308. Memorandum of Conversation0

SUBJECT

  • Cuban Revolutionary Council Spokesmen Stress Need for Military Action to Eliminate Castro Regime

PARTICIPATION

  • Jose Miro Cardona, Chairman, Cuban Revolutionary Council
  • Manuel Antonio de Varona, Cuban Revolutionary Council
  • Arturo Morales Carrion, Deputy Assistant Secretary of State for Inter-American Affairs
  • Robert A. Hurwitch, Deputy Director, Office of Caribbean and Mexican Affairs

During the course of two interviews, first with Mr. Hurwitch and later with both Mr. Morales and Mr. Hurwitch, Messrs. Miro and Varona stressed the need for military action as the only way to get rid of Castro and the threat of communism to the hemisphere. They said that now that the Meeting of Foreign Ministers was over, Cuban exiles were insistently raising the question as to what came next. According to Miro and Varona , neither the deteriorating economic situation, nor sabotage, nor commando raids, nor propaganda could succeed in overthrowing the Castro regime, and therefore the only possible solution was military, involving either U.S. forces, or U.S. plus Cuban forces, or Cuban forces supported by the U.S., or Cuban plus Latin American forces, or some combination of the above. They said that the exile community was becoming increasingly impatient over the need for action, and that if they could not get an encouraging reply from us, they would probably have to resign from the Council. They could not go on any longer promising and deluding the exiles, they said, unless they had some encouragement that there was some plan underway to help them along military lines.

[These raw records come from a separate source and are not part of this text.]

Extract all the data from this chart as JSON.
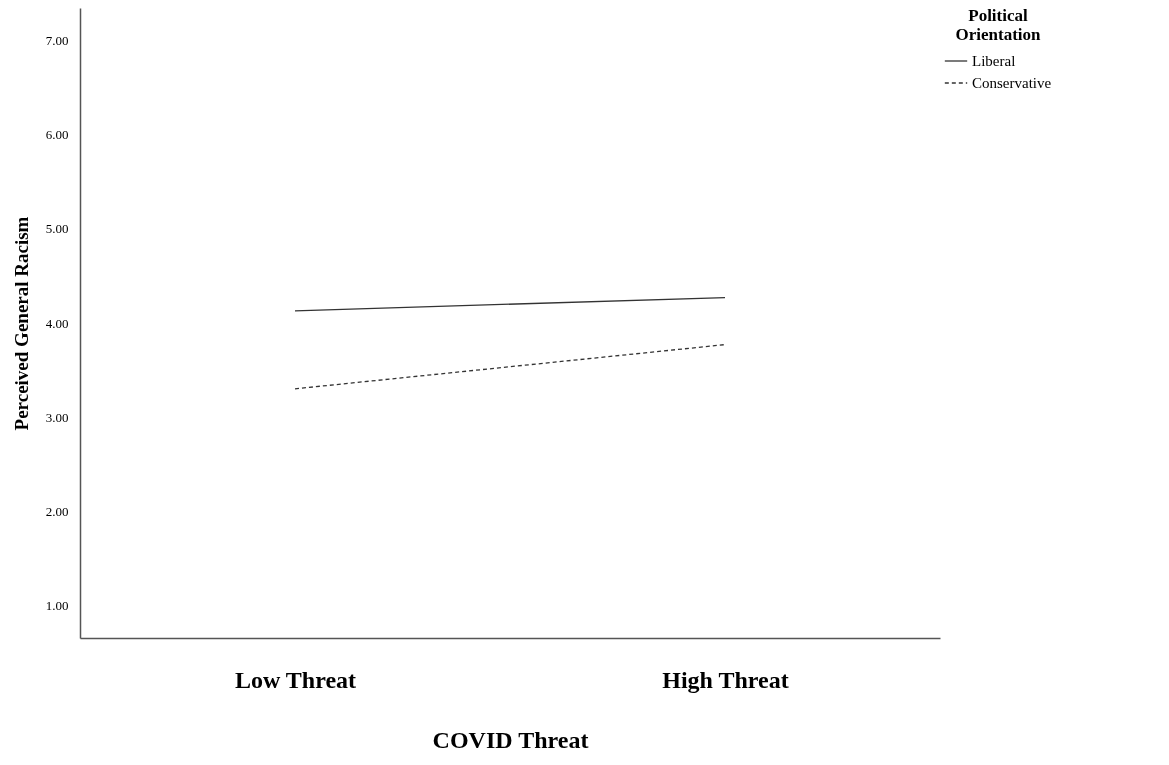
{
  "chart_data": {
    "type": "line",
    "xlabel": "COVID Threat",
    "ylabel": "Perceived General Racism",
    "legend_title": "Political Orientation",
    "categories": [
      "Low Threat",
      "High Threat"
    ],
    "series": [
      {
        "name": "Liberal",
        "color": "#333333",
        "line_style": "solid",
        "values": [
          4.13,
          4.27
        ]
      },
      {
        "name": "Conservative",
        "color": "#333333",
        "line_style": "dashed",
        "values": [
          3.3,
          3.77
        ]
      }
    ],
    "ylim": [
      0.65,
      7.35
    ],
    "yticks": [
      {
        "value": 1,
        "label": "1.00"
      },
      {
        "value": 2,
        "label": "2.00"
      },
      {
        "value": 3,
        "label": "3.00"
      },
      {
        "value": 4,
        "label": "4.00"
      },
      {
        "value": 5,
        "label": "5.00"
      },
      {
        "value": 6,
        "label": "6.00"
      },
      {
        "value": 7,
        "label": "7.00"
      }
    ],
    "grid": false,
    "legend": "top right",
    "marker": "none"
  }
}
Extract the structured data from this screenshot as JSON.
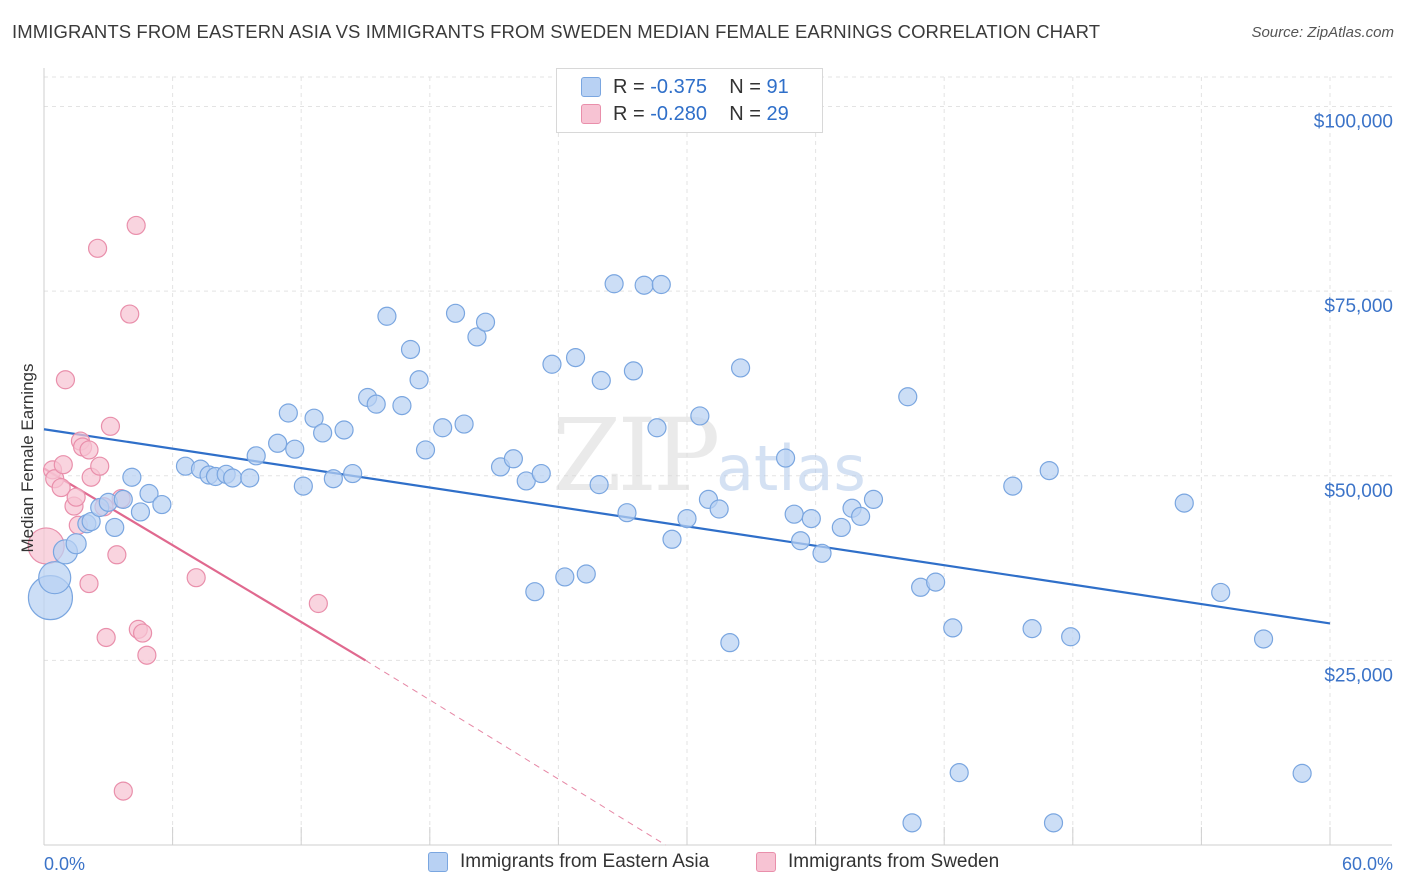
{
  "header": {
    "title": "IMMIGRANTS FROM EASTERN ASIA VS IMMIGRANTS FROM SWEDEN MEDIAN FEMALE EARNINGS CORRELATION CHART",
    "source": "Source: ZipAtlas.com"
  },
  "watermark": {
    "zip": "ZIP",
    "atlas": "atlas"
  },
  "legend": {
    "rows": [
      {
        "r_label": "R =",
        "r_value": "-0.375",
        "n_label": "N =",
        "n_value": "91"
      },
      {
        "r_label": "R =",
        "r_value": "-0.280",
        "n_label": "N =",
        "n_value": "29"
      }
    ]
  },
  "bottom_legend": {
    "blue_label": "Immigrants from Eastern Asia",
    "pink_label": "Immigrants from Sweden"
  },
  "colors": {
    "blue_fill": "#b8d1f3",
    "blue_stroke": "#7aa6e0",
    "blue_line": "#2f6fc9",
    "pink_fill": "#f7c3d3",
    "pink_stroke": "#e98fab",
    "pink_line": "#e0698f",
    "axis_text": "#3b73c8",
    "grid": "#e3e3e3"
  },
  "chart_data": {
    "type": "scatter",
    "title": "IMMIGRANTS FROM EASTERN ASIA VS IMMIGRANTS FROM SWEDEN MEDIAN FEMALE EARNINGS CORRELATION CHART",
    "xlabel": "",
    "ylabel": "Median Female Earnings",
    "xlim": [
      0,
      60
    ],
    "ylim": [
      0,
      104000
    ],
    "x_tick_labels": [
      "0.0%",
      "60.0%"
    ],
    "y_ticks": [
      25000,
      50000,
      75000,
      100000
    ],
    "y_tick_labels": [
      "$25,000",
      "$50,000",
      "$75,000",
      "$100,000"
    ],
    "grid": true,
    "legend_position": "top-center",
    "series": [
      {
        "name": "Immigrants from Eastern Asia",
        "r": -0.375,
        "n": 91,
        "trend": {
          "x0": 0,
          "y0": 56300,
          "x1": 60,
          "y1": 30000
        },
        "points": [
          [
            0.3,
            33500,
            22
          ],
          [
            0.5,
            36200,
            16
          ],
          [
            1.0,
            39700,
            12
          ],
          [
            1.5,
            40800,
            10
          ],
          [
            2.0,
            43500,
            9
          ],
          [
            2.2,
            43800,
            9
          ],
          [
            2.6,
            45700,
            9
          ],
          [
            3.0,
            46400,
            9
          ],
          [
            3.3,
            43000,
            9
          ],
          [
            3.7,
            46800,
            9
          ],
          [
            4.1,
            49800,
            9
          ],
          [
            4.5,
            45100,
            9
          ],
          [
            4.9,
            47600,
            9
          ],
          [
            5.5,
            46100,
            9
          ],
          [
            6.6,
            51300,
            9
          ],
          [
            7.3,
            50900,
            9
          ],
          [
            7.7,
            50100,
            9
          ],
          [
            8.0,
            49900,
            9
          ],
          [
            8.5,
            50200,
            9
          ],
          [
            8.8,
            49700,
            9
          ],
          [
            9.6,
            49700,
            9
          ],
          [
            9.9,
            52700,
            9
          ],
          [
            10.9,
            54400,
            9
          ],
          [
            11.4,
            58500,
            9
          ],
          [
            11.7,
            53600,
            9
          ],
          [
            12.1,
            48600,
            9
          ],
          [
            12.6,
            57800,
            9
          ],
          [
            13.0,
            55800,
            9
          ],
          [
            13.5,
            49600,
            9
          ],
          [
            14.0,
            56200,
            9
          ],
          [
            14.4,
            50300,
            9
          ],
          [
            15.1,
            60600,
            9
          ],
          [
            15.5,
            59700,
            9
          ],
          [
            16.0,
            71600,
            9
          ],
          [
            16.7,
            59500,
            9
          ],
          [
            17.1,
            67100,
            9
          ],
          [
            17.5,
            63000,
            9
          ],
          [
            17.8,
            53500,
            9
          ],
          [
            18.6,
            56500,
            9
          ],
          [
            19.2,
            72000,
            9
          ],
          [
            19.6,
            57000,
            9
          ],
          [
            20.2,
            68800,
            9
          ],
          [
            20.6,
            70800,
            9
          ],
          [
            21.3,
            51200,
            9
          ],
          [
            21.9,
            52300,
            9
          ],
          [
            22.5,
            49300,
            9
          ],
          [
            22.9,
            34300,
            9
          ],
          [
            23.2,
            50300,
            9
          ],
          [
            23.7,
            65100,
            9
          ],
          [
            24.3,
            36300,
            9
          ],
          [
            24.8,
            66000,
            9
          ],
          [
            25.3,
            36700,
            9
          ],
          [
            25.9,
            48800,
            9
          ],
          [
            26.0,
            62900,
            9
          ],
          [
            26.6,
            76000,
            9
          ],
          [
            27.2,
            45000,
            9
          ],
          [
            27.5,
            64200,
            9
          ],
          [
            28.0,
            75800,
            9
          ],
          [
            28.6,
            56500,
            9
          ],
          [
            28.8,
            75900,
            9
          ],
          [
            29.3,
            41400,
            9
          ],
          [
            30.0,
            44200,
            9
          ],
          [
            30.6,
            58100,
            9
          ],
          [
            31.0,
            46800,
            9
          ],
          [
            31.5,
            45500,
            9
          ],
          [
            32.0,
            27400,
            9
          ],
          [
            32.5,
            64600,
            9
          ],
          [
            34.6,
            52400,
            9
          ],
          [
            35.0,
            44800,
            9
          ],
          [
            35.3,
            41200,
            9
          ],
          [
            35.8,
            44200,
            9
          ],
          [
            36.3,
            39500,
            9
          ],
          [
            37.2,
            43000,
            9
          ],
          [
            37.7,
            45600,
            9
          ],
          [
            38.1,
            44500,
            9
          ],
          [
            38.7,
            46800,
            9
          ],
          [
            40.3,
            60700,
            9
          ],
          [
            40.5,
            3000,
            9
          ],
          [
            40.9,
            34900,
            9
          ],
          [
            41.6,
            35600,
            9
          ],
          [
            42.4,
            29400,
            9
          ],
          [
            42.7,
            9800,
            9
          ],
          [
            45.2,
            48600,
            9
          ],
          [
            46.1,
            29300,
            9
          ],
          [
            46.9,
            50700,
            9
          ],
          [
            47.1,
            3000,
            9
          ],
          [
            47.9,
            28200,
            9
          ],
          [
            53.2,
            46300,
            9
          ],
          [
            54.9,
            34200,
            9
          ],
          [
            56.9,
            27900,
            9
          ],
          [
            58.7,
            9700,
            9
          ]
        ]
      },
      {
        "name": "Immigrants from Sweden",
        "r": -0.28,
        "n": 29,
        "trend": {
          "x0": 0,
          "y0": 51000,
          "x1": 15,
          "y1": 25000
        },
        "trend_extension": {
          "x0": 15,
          "y0": 25000,
          "x1": 29,
          "y1": 0
        },
        "points": [
          [
            0.1,
            40500,
            18
          ],
          [
            0.4,
            50800,
            9
          ],
          [
            0.5,
            49600,
            9
          ],
          [
            0.8,
            48400,
            9
          ],
          [
            0.9,
            51500,
            9
          ],
          [
            1.0,
            63000,
            9
          ],
          [
            1.4,
            45900,
            9
          ],
          [
            1.5,
            47100,
            9
          ],
          [
            1.6,
            43300,
            9
          ],
          [
            1.7,
            54700,
            9
          ],
          [
            1.8,
            53900,
            9
          ],
          [
            2.1,
            53500,
            9
          ],
          [
            2.1,
            35400,
            9
          ],
          [
            2.2,
            49800,
            9
          ],
          [
            2.5,
            80800,
            9
          ],
          [
            2.6,
            51300,
            9
          ],
          [
            2.8,
            45800,
            9
          ],
          [
            2.9,
            28100,
            9
          ],
          [
            3.1,
            56700,
            9
          ],
          [
            3.4,
            39300,
            9
          ],
          [
            3.6,
            46900,
            9
          ],
          [
            3.7,
            7300,
            9
          ],
          [
            4.0,
            71900,
            9
          ],
          [
            4.3,
            83900,
            9
          ],
          [
            4.4,
            29200,
            9
          ],
          [
            4.6,
            28700,
            9
          ],
          [
            4.8,
            25700,
            9
          ],
          [
            7.1,
            36200,
            9
          ],
          [
            12.8,
            32700,
            9
          ]
        ]
      }
    ]
  }
}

Mr. Morales made the following points:

(1)
Action of the kind requested might bring on Soviet retaliation, either in Cuba or elsewhere in the world. Miro and Varona perhaps had not been giving sufficient attention to this serious Cold War aspect of the problem.
(2)
The results of Punta del Este, and the change which it revealed in the attitudes of Latin American governments toward the problem of Cuba since the 7th Meeting of Foreign Ministers in San Jose, Costa Rica, were reasons for moderate optimism. Several Latin American countries [Page 764] are very disturbed about the threat Castro poses for their survival. In time they may be willing to take stronger steps. Punta del Este was a way station, not the end of the line.
(3)
At the first Punta del Este meeting in August 1961 the Cubans were accepted and even popular to a degree. At the second meeting they were completely ostracized.
(4)
There was considerable respect for Miro at Punta del Este.
(5)
A look at the internal situation in Cuba indicates that things are not going well there. Economic failures and the ascension of Communists to key posts have probably met with the disapproval of the Cuban people.
(6)
The recent debate in the UN reveals that the Cuban regime is almost hysterical at the way things are going.
(7)
If the Castro regime were to disappear tomorrow, the Communist threat in Latin America would still exist.
(8)
The Council must continue working on hemispheric public opinion. They should stress the point that Castro is a star being eclipsed by the Communists.

  1. Source: Department of State, Central Files, 737.00/2-2762. Secret. Drafted by G.H. Summ (ARA/CMA) on March 13.